Karissa slams down her coffee mug and storms upstairs.

“You should go too,” Dad says to Bernardo. For sure Bernardo’s adjusting his body into the shape of an anchor so that he can stay, but Dad taking a sudden stand makes me want to follow suit. I have to do the same.

“I’ll meet you later,” I say.

“I don’t want to leave you with this,” he says, and rubs his tattoo like it’s a genie’s bottle that will grant him the wish of staying with me, but I don’t want anything but to stand in the moment where my father declared me to be his family over Karissa.

“I’m okay,” I say. “I promise.” He leans in to kiss me, but I’m so afraid of wrecking what’s happened that I only let him kiss my cheek. This moment is made of glass. It is not a durable thing.

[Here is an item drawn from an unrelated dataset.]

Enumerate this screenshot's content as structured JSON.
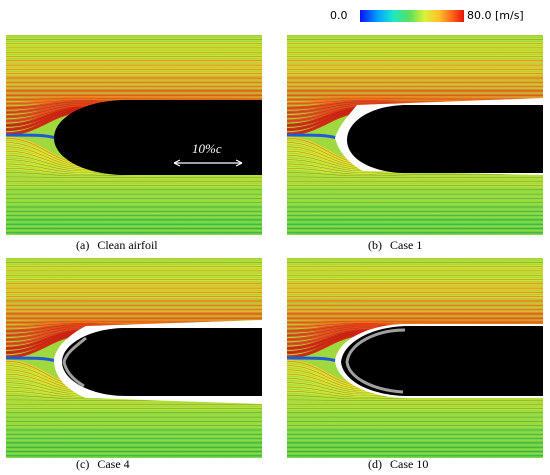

And like that, it’s me and my dad drinking coffee in the kitchen. Like fathers and daughters do.





July 17


The List of Things to Be Grateful For 1 Showing up at our bench at the park to discover Arizona and Roxanne are there even though we didn’t talk about coming. The way they shove over to make room for me. Remove their purses. Recross their legs.

2 The fact of Bernardo at his bench, with his friends, like we could take it all back and do it all over and it would be just as magical but maybe different too.

3 Staying at our own benches. Talking with our own friends. Making eyes at each other. The romance of saying nothing.





forty-four


There are two bridesmaid dresses laid out on my bed three days later—one for me and one for Arizona. There’s a note from Karissa about being sorry but also proud and on a quest to do the right thing.

It tells me not to drive a wedge between her and my father.

It tells me to be careful.

It tells me she hopes I like the dress.

I promised my father we’d come to the wedding when I sat with him in the kitchen the other day.